And yet, science education in this country needs improvement, not just so we can leap ahead of Europe and Asia in money making technology, but so we can have an informed population who, like it or not and for some time to come, will face ballot measures asking them to make general decisions on such subjects as abortion, stem cell research, sexual preferences (and the rights desired or denied in such preferences), genetic modification, climate change and energy issues, and a number of other subjects that are best considered by an electorate with some science literacy. They will also be asked to elect candidates who will be tasked to make many specific decisions requiring more than a basic understanding of science. But how can the electorate judge a candidate’s level of understanding if they have little or none of their own?

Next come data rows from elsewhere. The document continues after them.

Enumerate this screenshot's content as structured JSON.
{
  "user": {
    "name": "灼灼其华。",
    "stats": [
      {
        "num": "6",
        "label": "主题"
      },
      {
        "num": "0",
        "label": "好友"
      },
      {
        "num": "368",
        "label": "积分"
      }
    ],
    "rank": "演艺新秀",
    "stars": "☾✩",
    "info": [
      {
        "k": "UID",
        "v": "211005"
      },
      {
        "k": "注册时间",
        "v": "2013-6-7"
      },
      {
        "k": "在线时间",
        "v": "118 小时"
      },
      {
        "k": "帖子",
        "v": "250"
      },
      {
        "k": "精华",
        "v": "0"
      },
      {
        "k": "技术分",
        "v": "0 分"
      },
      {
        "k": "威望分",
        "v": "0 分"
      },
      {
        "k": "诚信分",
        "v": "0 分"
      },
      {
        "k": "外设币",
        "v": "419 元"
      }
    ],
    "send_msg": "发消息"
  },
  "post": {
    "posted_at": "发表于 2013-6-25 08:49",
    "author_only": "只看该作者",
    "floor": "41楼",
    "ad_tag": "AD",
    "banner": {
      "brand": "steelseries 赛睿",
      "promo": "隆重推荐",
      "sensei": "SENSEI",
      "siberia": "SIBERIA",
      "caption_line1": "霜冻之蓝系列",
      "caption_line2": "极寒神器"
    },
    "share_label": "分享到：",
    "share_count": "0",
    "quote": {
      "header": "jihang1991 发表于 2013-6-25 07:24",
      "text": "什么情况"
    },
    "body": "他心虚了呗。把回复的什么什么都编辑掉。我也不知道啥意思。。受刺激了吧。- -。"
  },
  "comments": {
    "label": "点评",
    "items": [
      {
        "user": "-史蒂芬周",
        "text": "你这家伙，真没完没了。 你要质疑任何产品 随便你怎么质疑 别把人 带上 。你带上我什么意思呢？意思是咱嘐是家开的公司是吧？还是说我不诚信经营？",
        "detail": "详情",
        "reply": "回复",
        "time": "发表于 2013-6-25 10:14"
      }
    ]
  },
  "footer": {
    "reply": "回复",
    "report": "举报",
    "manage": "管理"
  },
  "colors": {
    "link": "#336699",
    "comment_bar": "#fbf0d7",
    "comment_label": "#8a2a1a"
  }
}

I would like to propose an idea. It comes not only from my own history of cold sweats in science classes, but from the warm glow I felt in classes in the arts. First, we should stop requiring for high school graduation courses in several of the major sciences, rigorously testing students on their understanding of very specific details and minutia of biology, physics, and chemistry. These classes should be elective and only for those students who truly want to study a particular science. I suggest this, though, only if what is required for graduation are two other courses: Science Appreciation and the History of Science. These should be taken within the first two years of high school, and maybe previewed in middle school. For what is the use of learning facts and data and details of individual sciences, and never learning what science, in its essence, truly is? Is it a philosophy, a modern religion, something only geeks care for, a mystical understanding of the fabric of the universe, or just a very boring set of dull facts?

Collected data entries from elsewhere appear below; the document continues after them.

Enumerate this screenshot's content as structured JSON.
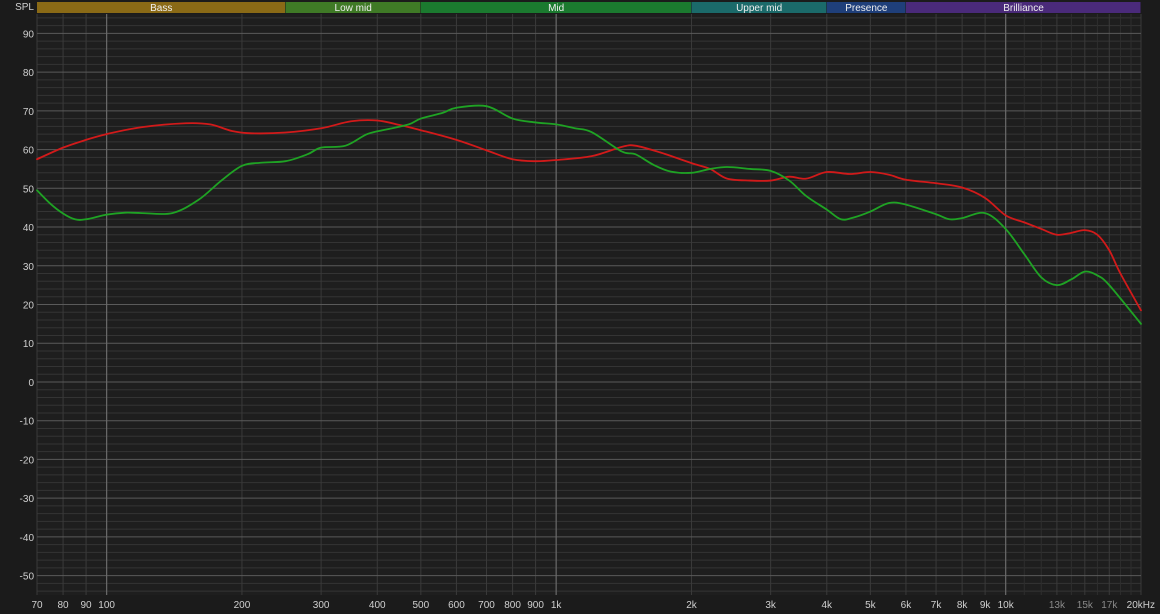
{
  "chart_data": {
    "type": "line",
    "ylabel": "SPL",
    "xscale": "log",
    "xlim": [
      70,
      20000
    ],
    "ylim": [
      -55,
      95
    ],
    "grid": true,
    "colors": {
      "background": "#1b1b1b",
      "plot_background": "#1e1e1e",
      "major_grid": "#5a5a5a",
      "minor_grid": "#343434"
    },
    "bands": [
      {
        "label": "Bass",
        "from": 70,
        "to": 250,
        "color": "#8a6a16"
      },
      {
        "label": "Low mid",
        "from": 250,
        "to": 500,
        "color": "#3f7a26"
      },
      {
        "label": "Mid",
        "from": 500,
        "to": 2000,
        "color": "#1b7a2f"
      },
      {
        "label": "Upper mid",
        "from": 2000,
        "to": 4000,
        "color": "#1b6a6a"
      },
      {
        "label": "Presence",
        "from": 4000,
        "to": 6000,
        "color": "#1f3f7a"
      },
      {
        "label": "Brilliance",
        "from": 6000,
        "to": 20000,
        "color": "#4a2a7a"
      }
    ],
    "y_ticks": [
      "90",
      "80",
      "70",
      "60",
      "50",
      "40",
      "30",
      "20",
      "10",
      "0",
      "-10",
      "-20",
      "-30",
      "-40",
      "-50"
    ],
    "x_ticks": [
      {
        "v": 70,
        "label": "70"
      },
      {
        "v": 80,
        "label": "80"
      },
      {
        "v": 90,
        "label": "90"
      },
      {
        "v": 100,
        "label": "100"
      },
      {
        "v": 200,
        "label": "200"
      },
      {
        "v": 300,
        "label": "300"
      },
      {
        "v": 400,
        "label": "400"
      },
      {
        "v": 500,
        "label": "500"
      },
      {
        "v": 600,
        "label": "600"
      },
      {
        "v": 700,
        "label": "700"
      },
      {
        "v": 800,
        "label": "800"
      },
      {
        "v": 900,
        "label": "900"
      },
      {
        "v": 1000,
        "label": "1k"
      },
      {
        "v": 2000,
        "label": "2k"
      },
      {
        "v": 3000,
        "label": "3k"
      },
      {
        "v": 4000,
        "label": "4k"
      },
      {
        "v": 5000,
        "label": "5k"
      },
      {
        "v": 6000,
        "label": "6k"
      },
      {
        "v": 7000,
        "label": "7k"
      },
      {
        "v": 8000,
        "label": "8k"
      },
      {
        "v": 9000,
        "label": "9k"
      },
      {
        "v": 10000,
        "label": "10k"
      },
      {
        "v": 13000,
        "label": "13k",
        "dim": true
      },
      {
        "v": 15000,
        "label": "15k",
        "dim": true
      },
      {
        "v": 17000,
        "label": "17k",
        "dim": true
      },
      {
        "v": 20000,
        "label": "20kHz"
      }
    ],
    "series": [
      {
        "color": "#d21a1a",
        "points": [
          [
            70,
            57.5
          ],
          [
            80,
            60.5
          ],
          [
            90,
            62.5
          ],
          [
            100,
            64
          ],
          [
            120,
            65.8
          ],
          [
            150,
            66.8
          ],
          [
            170,
            66.5
          ],
          [
            190,
            64.8
          ],
          [
            210,
            64.2
          ],
          [
            250,
            64.4
          ],
          [
            300,
            65.5
          ],
          [
            350,
            67.3
          ],
          [
            400,
            67.5
          ],
          [
            450,
            66.3
          ],
          [
            500,
            65
          ],
          [
            600,
            62.5
          ],
          [
            700,
            59.8
          ],
          [
            800,
            57.5
          ],
          [
            900,
            57
          ],
          [
            1000,
            57.3
          ],
          [
            1200,
            58.3
          ],
          [
            1400,
            60.7
          ],
          [
            1500,
            61
          ],
          [
            1700,
            59.3
          ],
          [
            2000,
            56.5
          ],
          [
            2200,
            55
          ],
          [
            2400,
            52.5
          ],
          [
            2700,
            52
          ],
          [
            3000,
            52
          ],
          [
            3300,
            53
          ],
          [
            3600,
            52.5
          ],
          [
            4000,
            54.2
          ],
          [
            4500,
            53.7
          ],
          [
            5000,
            54.2
          ],
          [
            5500,
            53.5
          ],
          [
            6000,
            52.2
          ],
          [
            7000,
            51.3
          ],
          [
            8000,
            50.2
          ],
          [
            9000,
            47.5
          ],
          [
            10000,
            43
          ],
          [
            11000,
            41.2
          ],
          [
            12000,
            39.5
          ],
          [
            13000,
            38
          ],
          [
            14000,
            38.5
          ],
          [
            15000,
            39.2
          ],
          [
            16000,
            38
          ],
          [
            17000,
            34
          ],
          [
            18000,
            28
          ],
          [
            20000,
            18.5
          ]
        ]
      },
      {
        "color": "#1fa324",
        "points": [
          [
            70,
            49.5
          ],
          [
            75,
            46
          ],
          [
            80,
            43.5
          ],
          [
            85,
            42
          ],
          [
            90,
            42
          ],
          [
            100,
            43.2
          ],
          [
            110,
            43.7
          ],
          [
            120,
            43.6
          ],
          [
            140,
            43.6
          ],
          [
            160,
            47
          ],
          [
            180,
            52
          ],
          [
            200,
            55.8
          ],
          [
            220,
            56.6
          ],
          [
            250,
            57
          ],
          [
            280,
            58.8
          ],
          [
            300,
            60.5
          ],
          [
            340,
            61
          ],
          [
            380,
            64
          ],
          [
            420,
            65.2
          ],
          [
            470,
            66.5
          ],
          [
            500,
            68
          ],
          [
            560,
            69.5
          ],
          [
            600,
            70.8
          ],
          [
            700,
            71.2
          ],
          [
            800,
            68
          ],
          [
            900,
            67
          ],
          [
            1000,
            66.5
          ],
          [
            1100,
            65.5
          ],
          [
            1200,
            64.5
          ],
          [
            1400,
            59.5
          ],
          [
            1500,
            58.8
          ],
          [
            1650,
            56
          ],
          [
            1800,
            54.3
          ],
          [
            2000,
            54
          ],
          [
            2200,
            55
          ],
          [
            2400,
            55.5
          ],
          [
            2700,
            55
          ],
          [
            3000,
            54.5
          ],
          [
            3300,
            52
          ],
          [
            3600,
            48
          ],
          [
            4000,
            44.5
          ],
          [
            4300,
            42
          ],
          [
            4600,
            42.5
          ],
          [
            5000,
            44
          ],
          [
            5500,
            46.2
          ],
          [
            6000,
            45.8
          ],
          [
            7000,
            43.3
          ],
          [
            7500,
            42
          ],
          [
            8000,
            42.3
          ],
          [
            9000,
            43.6
          ],
          [
            10000,
            39.5
          ],
          [
            11000,
            33
          ],
          [
            12000,
            27
          ],
          [
            13000,
            25
          ],
          [
            14000,
            26.5
          ],
          [
            15000,
            28.5
          ],
          [
            16000,
            27.5
          ],
          [
            17000,
            25
          ],
          [
            20000,
            15
          ]
        ]
      }
    ]
  }
}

Science should not be treated like a frog in formaldehyde — it should be understood and appreciated before you pull its guts out.

I have obviously taken this idea from long established art and music appreciation and history courses. Just as not everyone can draw or play music, not everyone is going to become a scientist, engineer or mathematician — no matter how badly the country might need them. And just as life is richer if you have an appreciation for art and music, our country and society would be richer if everyone had an appreciation of science — what it is and does and how it has spurred on, in Bronowski’s wonderful phrase, the Ascent of Man.

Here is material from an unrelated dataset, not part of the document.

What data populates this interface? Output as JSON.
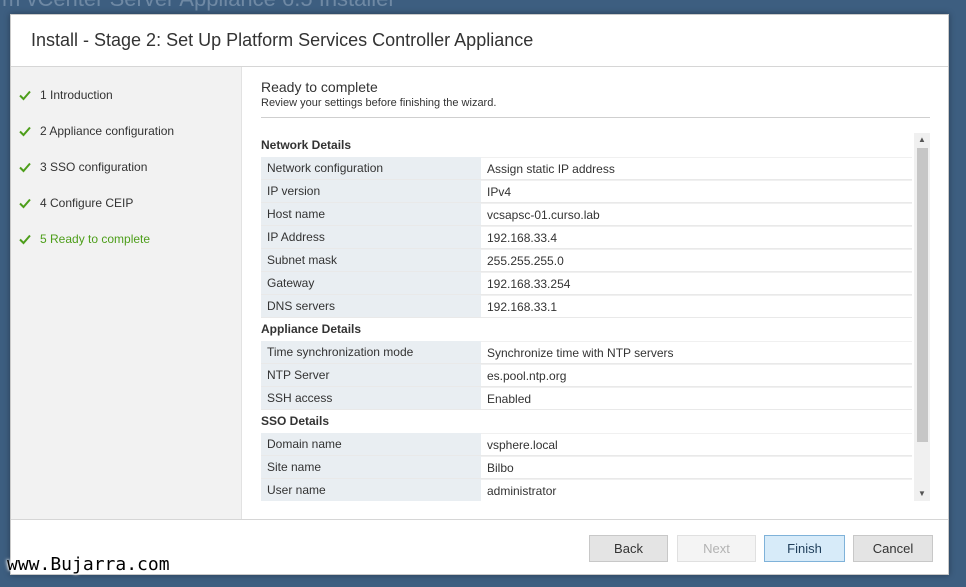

Science scares people. A knowledgeable understanding that science is simply a well-honed method of inquiry into, and discovery of, the laws of nature that discourages in its conclusions prejudices, biases, and subjectivity, and thus can better reveal — and revel in — the true awe and wonder of the universe, is the best way to alleviate the fear. Certainly far better than the thud-thud-thud of facts to be memorized. Good science appreciation and history courses taught by enthusiastic instructors could well open and inform minds among the majority of students, and inspire some of those students — maybe more than one might think — to pursue with vigor careers in science and its related fields. Those are the students for the specific science classes of details and facts. Well motivated, I am willing to bet, those students will not sit in those classes suffering cold sweats.

_____

Steven Paul Leiva is a novelist, essayist, and a refugee from Hollywood. His latest novel, Traveling in Space, a science fiction first contact novel written from the point-of-view of the aliens, is now available as an audiobook directed by the author.

66 thoughts on “Science is not a frog

  1. I suggest this, though, only if what is required for graduation are two other courses: Science Appreciation and the History of Science.

    I strongly disagree with that.

    I did develop an interest and appreciation of science, thanks to a sixth grade teacher. And I did find much of interest in my own readings of the history of science. But I would have absolutely hated formal classes in “Science Appreciation” and “History of Science”. I would have found those a huge turn-off.

    Science is a participatory activity. It is not a spectator sport.

    I sympathize with the author’s unpleasant experience in dissecting a frog. I would have probably found that unpleasant, too.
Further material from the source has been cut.